Epidendrum ruizianum

Scientific classification
- Kingdom: Plantae
- Clade: Tracheophytes
- Clade: Angiosperms
- Clade: Monocots
- Order: Asparagales
- Family: Orchidaceae
- Subfamily: Epidendroideae
- Genus: Epidendrum
- Subgenus: Epidendrum subg. Spathium
- Species: E. ruizianum
- Binomial name: Epidendrum ruizianum Steud.
- Synonyms: Epidendrum nutans Ruiz & Pav. nom. illeg. Epidendrum spathaceum Lindl.

= Epidendrum ruizianum =

- Genus: Epidendrum
- Species: ruizianum
- Authority: Steud.
- Synonyms: Epidendrum nutans Ruiz & Pav. nom. illeg., Epidendrum spathaceum Lindl.

Species of orchid

Epidendrum ruizianum is an epiphytic reed-stemmed Epidendrum of the orchid family native to the cloud forests of Bolivia (including Cochabamba and La Paz), Colombia, Ecuador, Peru, and Venezuela, at altitudes of 2–3 km.

== Description ==
Epidendrum ruizianum belongs to the subgenus E. subg.

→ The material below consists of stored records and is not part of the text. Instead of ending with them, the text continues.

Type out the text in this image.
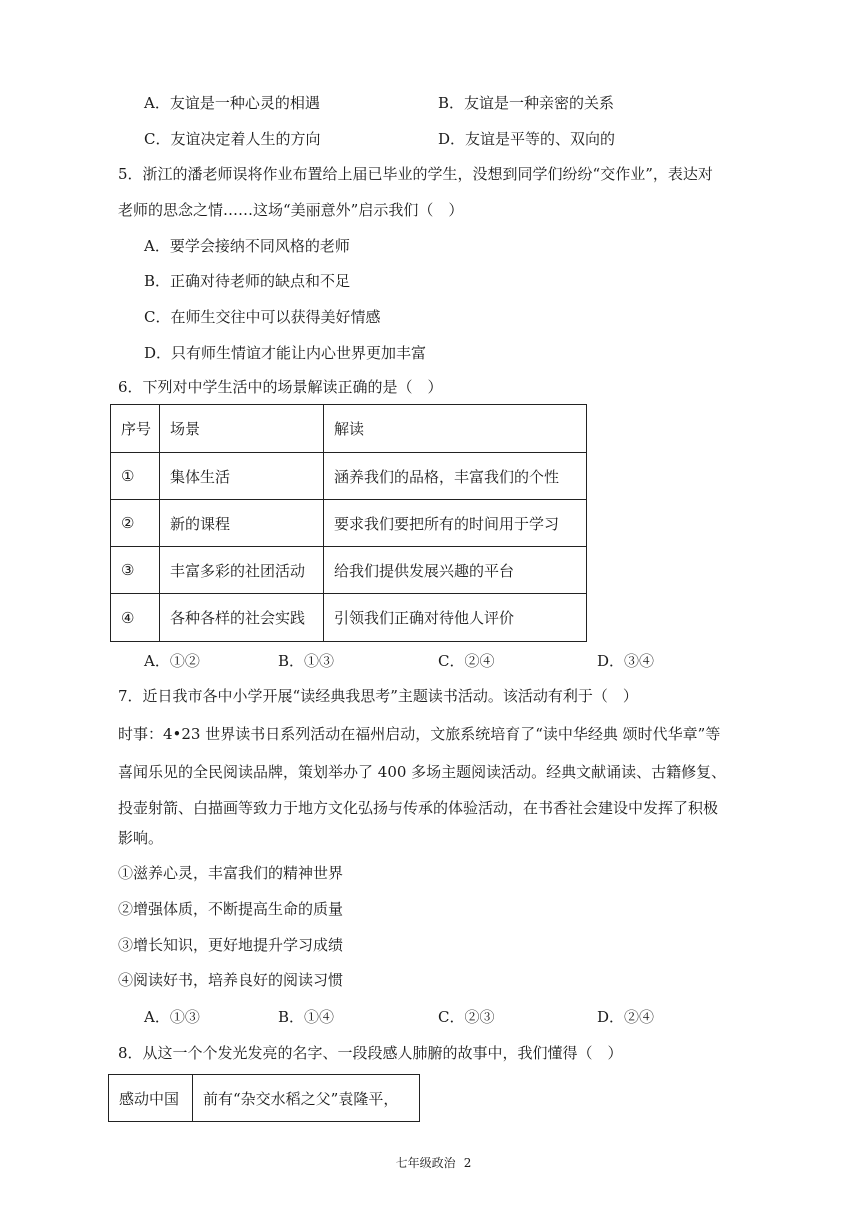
A．友谊是一种心灵的相遇	B．友谊是一种亲密的关系
C．友谊决定着人生的方向	D．友谊是平等的、双向的
5．浙江的潘老师误将作业布置给上届已毕业的学生，没想到同学们纷纷“交作业”，表达对
老师的思念之情……这场“美丽意外”启示我们（　）
A．要学会接纳不同风格的老师
B．正确对待老师的缺点和不足
C．在师生交往中可以获得美好情感
D．只有师生情谊才能让内心世界更加丰富
6．下列对中学生活中的场景解读正确的是（　）
序号	场景	解读
①	集体生活	涵养我们的品格，丰富我们的个性
②	新的课程	要求我们要把所有的时间用于学习
③	丰富多彩的社团活动	给我们提供发展兴趣的平台
④	各种各样的社会实践	引领我们正确对待他人评价
A．①②	B．①③	C．②④	D．③④
7．近日我市各中小学开展“读经典我思考”主题读书活动。该活动有利于（　）
时事：4•23 世界读书日系列活动在福州启动，文旅系统培育了“读中华经典 颂时代华章”等
喜闻乐见的全民阅读品牌，策划举办了 400 多场主题阅读活动。经典文献诵读、古籍修复、
投壶射箭、白描画等致力于地方文化弘扬与传承的体验活动，在书香社会建设中发挥了积极
影响。
①滋养心灵，丰富我们的精神世界
②增强体质，不断提高生命的质量
③增长知识，更好地提升学习成绩
④阅读好书，培养良好的阅读习惯
A．①③	B．①④	C．②③	D．②④
8．从这一个个发光发亮的名字、一段段感人肺腑的故事中，我们懂得（　）
感动中国	前有“杂交水稻之父”袁隆平，
七年级政治 2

Spathium Lindl., and as such is a sympodial plant with cylindrical, unswollen stems covered with close, imbricating sheathes which bear leaves on the upper part of the stem, and with the apical inflorescence erupting from an enlarged spathe. The stems grow to 90 cm tall. The keeled, leathery leaves grow to 16 cm long and 4 cm wide. The paniculate inflorescence grows as long as 50 cm, with the alternate, dense racemes emerging from falcate spathes 5 cm long. The yellow-green flowers have reflexed rigid striate acute sepals and reflexed filiform petals 10 mm long. The trilobate lip is adnate to the column to its apex, and is heart shaped and convex where it diverges from the column. The lateral lobes of the lip are fringed, and the medial lobe divides in two at its apex.

== Synonymy and homonymy ==
The synonym E. nutans Ruiz & Pav. (1798) is an illegitimate name because it is a homonym of E. nutans Sw. (1788), which is the accepted name of a different species.